Segundo ele, das dezenas de espécies de badejos e garoupas usadas na moqueca capixaba, apenas duas de garoupa e uma de badejo estão na lista. E outras espécies, bastante valorizadas para consumo, não estão ameaçadas de extinção, como os dourados, robalo e vermelhos. “Apenas um vermelho está na lista, o caranha”, informa. Mas os mulata, realitos, dentões e outros, não estão, podendo ser pescados normalmente. Das espécies de tubarão ou cação, acrescenta Nilamon, apenas o tubarão azul tem valor comercial e não está na lista do MMA.
Por isso, argumenta o especialista, as poucas espécies que constam na lista de proibição, apesar de “importantes para os pescadores, não determinam o fim da pesca artesanal e da moqueca capixaba”, esclarece. “Tirar da lista não resolve o problema do pescador”, enfatiza.
Caso a caso
O que é preciso fazer então? “É preciso estudar caso a caso. Tudo tem que passar por um planejamento e negociação”, afirma o oceanógrafo. Até porque, se a pesca dessas espécies ameaçadas de extinção continuar sem controle, elas acabarão desaparecendo, o que só faz adiar o problema da pesca artesanal, além de agravar o desequilíbrio ambiental. “Tem que passar por um planejamento negociação”, orienta.
A Nota Técnica, em elaboração pelo ICMBio, segundo Nilamon, foi solicitada pelo MMA em razão da solicitação feita pelo Governo do estado do Espírito Santo, por meio da Secretaria Estadual de Agricultura, Abastecimento, Aquicultura e Pesca (Seag), de retirar 41 espécies da lista da portaria.
O documento está reunindo as primeiras informações sobre essas 41 espécies, mostrando as medidas possíveis para conciliar a manutenção da pesca e a proteção desses animais ameaçados.
Locais de pesca e não-pesca
Sobre os badejos e garoupas, por exemplo, o ideal seria não ter pesca dirigida a eles, que vivem entre recifes, podendo, no entanto, haver liberação de algumas áreas de ocorrência e proibição da pesca em outras, permitindo que alguns locais permitam a reprodução dessas espécies e o aumento do seu estoque natural, evitando a extinção.
Já para os tubarões, uma medida simples e eficiente é a retirada do cabo de aço que geralmente é colocado ao final do espinhel – uma arte de pesca que consiste em uma sequencia de anzóis, instalada em alto-mar.
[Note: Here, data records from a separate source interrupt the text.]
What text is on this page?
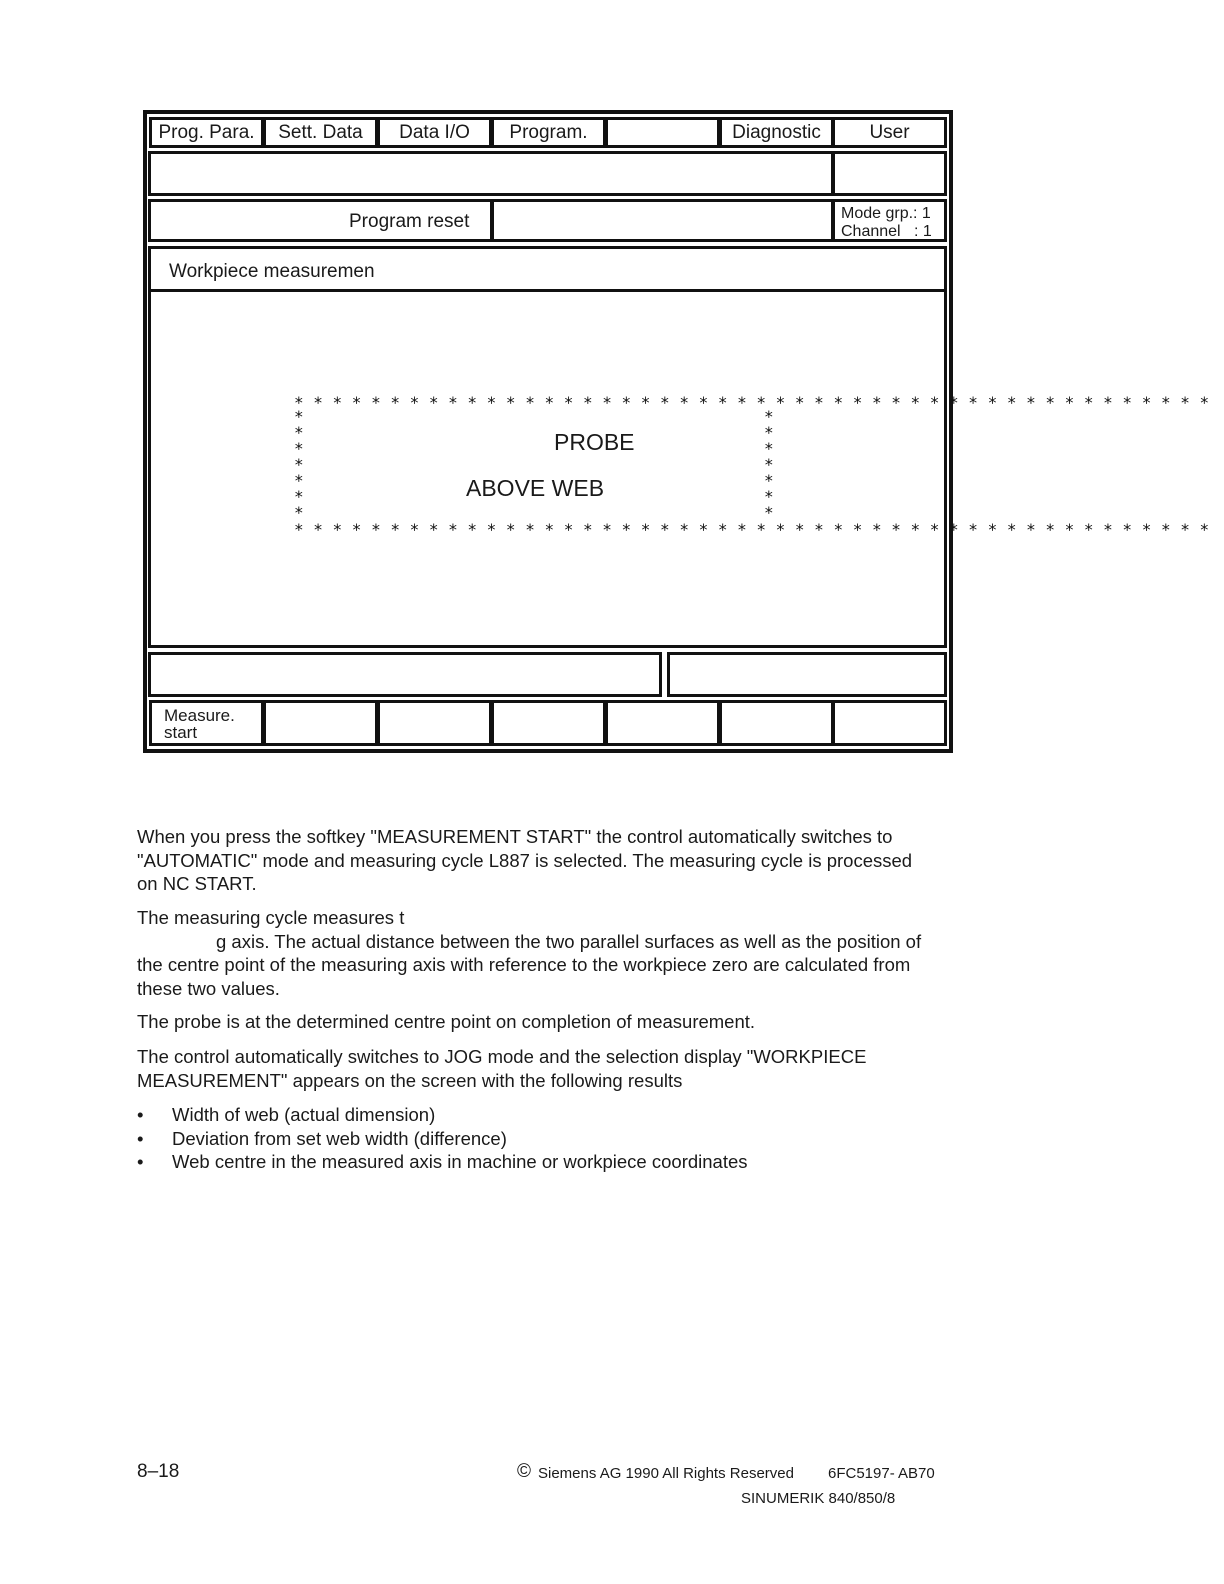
Prog. Para.	Sett. Data	Data I/O	Program.	Diagnostic	User
Program reset	Mode grp.: 1
Channel   : 1
Workpiece measuremen
* * * * * * * * * * * * * * * * * * * * * * * * * * * * * * * * * * * * * * * * * * * * * * * *
* * * * * * * * * * * * * * * * * * * * * * * * * * * * * * * * * * * * * * * * * * * * * * * *
*
*
*
*
*
*
*
*
*
*
*
*
*
*
PROBE
ABOVE WEB
Measure.
start
When you press the softkey "MEASUREMENT START" the control automatically switches to "AUTOMATIC" mode and measuring cycle L887 is selected. The measuring cycle is processed on NC START.
The measuring cycle measures t
g axis. The actual distance between the two parallel surfaces as well as the position of the centre point of the measuring axis with reference to the workpiece zero are calculated from these two values.
The probe is at the determined centre point on completion of measurement.
The control automatically switches to JOG mode and the selection display "WORKPIECE MEASUREMENT" appears on the screen with the following results
• Width of web (actual dimension)
• Deviation from set web width (difference)
• Web centre in the measured axis in machine or workpiece coordinates
8–18	© Siemens AG 1990 All Rights Reserved 6FC5197- AB70
SINUMERIK 840/850/8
Retirando o cabo de aço, boa parte dos tubarões consegue se soltar do espinhel que continuaria a capturar atuns e dourados, outros peixes comerciais que são alvo dessa arte de pesca.
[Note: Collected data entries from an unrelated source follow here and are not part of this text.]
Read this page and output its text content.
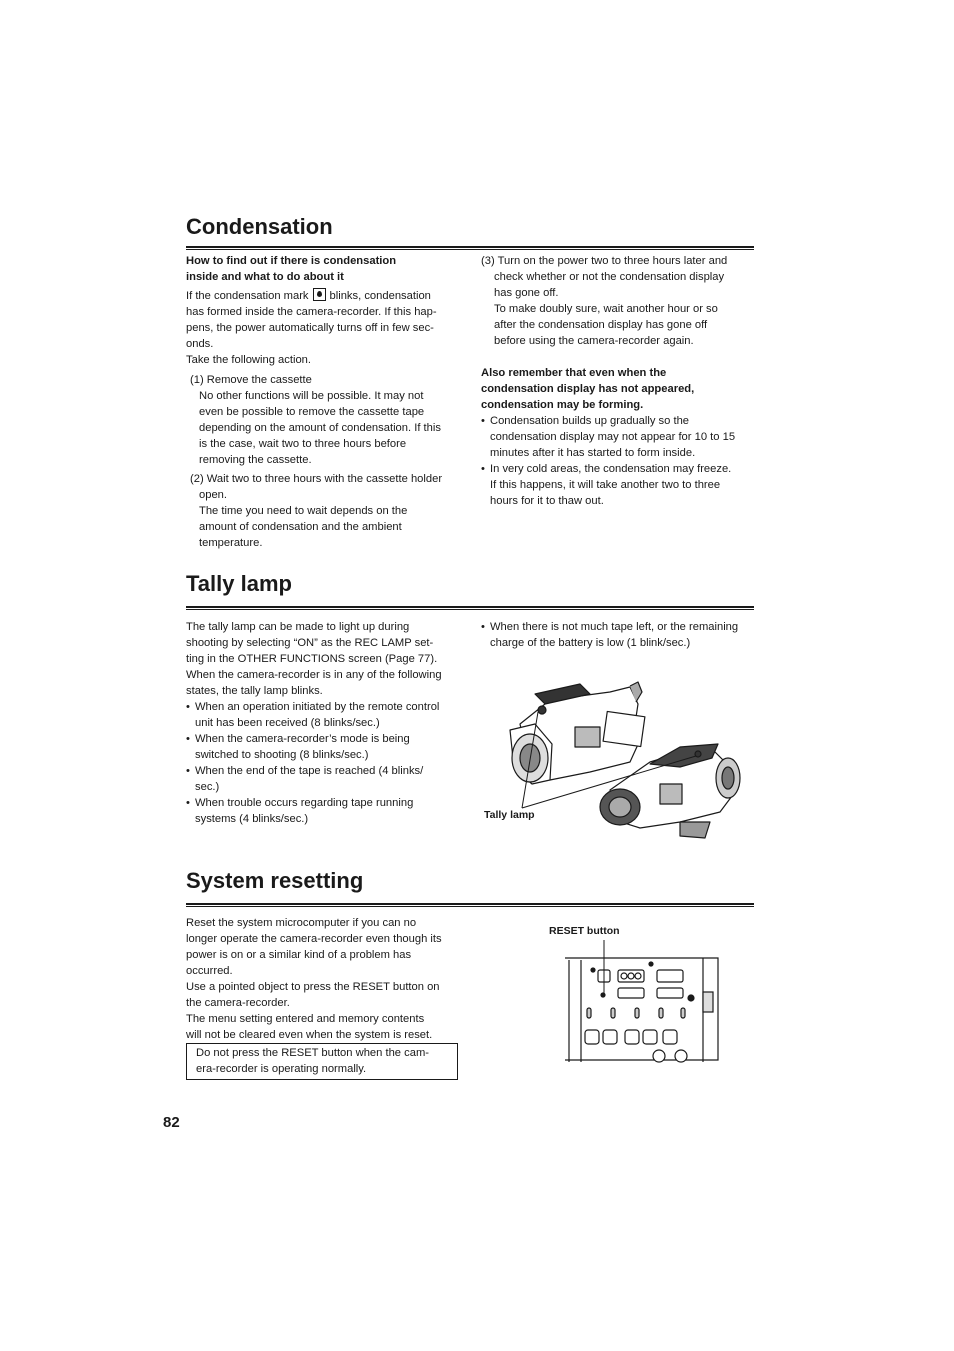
Condensation

How to find out if there is condensation

inside and what to do about it

If the condensation mark blinks, condensation

has formed inside the camera-recorder. If this hap-

pens, the power automatically turns off in few sec-

onds.

Take the following action.

(1) Remove the cassette

No other functions will be possible. It may not

even be possible to remove the cassette tape

depending on the amount of condensation. If this

is the case, wait two to three hours before

removing the cassette.

(2) Wait two to three hours with the cassette holder

open.

The time you need to wait depends on the

amount of condensation and the ambient

temperature.

(3) Turn on the power two to three hours later and

check whether or not the condensation display

has gone off.

To make doubly sure, wait another hour or so

after the condensation display has gone off

before using the camera-recorder again.

Also remember that even when the

condensation display has not appeared,

condensation may be forming.

• Condensation builds up gradually so the

condensation display may not appear for 10 to 15

minutes after it has started to form inside.

• In very cold areas, the condensation may freeze.

If this happens, it will take another two to three

hours for it to thaw out.

Tally lamp

The tally lamp can be made to light up during

shooting by selecting “ON” as the REC LAMP set-

ting in the OTHER FUNCTIONS screen (Page 77).

When the camera-recorder is in any of the following

states, the tally lamp blinks.

• When an operation initiated by the remote control

unit has been received (8 blinks/sec.)

• When the camera-recorder’s mode is being

switched to shooting (8 blinks/sec.)

• When the end of the tape is reached (4 blinks/

sec.)

• When trouble occurs regarding tape running

systems (4 blinks/sec.)

• When there is not much tape left, or the remaining

charge of the battery is low (1 blink/sec.)

Tally lamp
System resetting

Reset the system microcomputer if you can no

longer operate the camera-recorder even though its

power is on or a similar kind of a problem has

occurred.

Use a pointed object to press the RESET button on

the camera-recorder.

The menu setting entered and memory contents

will not be cleared even when the system is reset.

Do not press the RESET button when the cam-

era-recorder is operating normally.

RESET button
82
Nilamon explica que badejos, garoupas e tubarões alcançam a idade reprodutiva apenas por volta dos 30 anos, mas são pescados antes disso, por isso seus estoques estão sendo tão reduzidos, a ponto de estarem ameaçados de extinção. Se não forem protegidos agora, afirma, irão desaparecer.
Da lista do Governo estadual, por exemplo, constam duas espécies de budião que são endêmicas da Ilha de Trindade, ou seja, só ocorrem naquela região e em nenhum outro lugar. Não são importantes economicamente, portanto, podem ter a pesca proibida, sem causar grandes problemas aos pescadores.
Negligência histórica
O especialista também enfatiza que é preciso realizar mais estudos sobre a pesca. A última estatística pesqueira é de 2011 e elas, tradicionalmente, não informam o nome científico das espécies.
Outro problema citado pelo analista ambiental é o fato do setor da Pesca ser, historicamente, muito negligenciado pelos Governos. Quando a portaria foi publicada, em 2014, um de seus artigos determinavam a realização de Planos de Ação para as espécies comerciais e que, criados os planos, elas poderiam voltar a ser capturadas e comercializadas. No entanto, logo depois da publicação da norma, o Ministério da Pesca foi extinção e suas funções foram absorvidas pelo Ministério da Agricultura. Agora, que a portaria volta a ser discutida, a Pesca está em novo processo de transferência, para o Ministério da Indústria.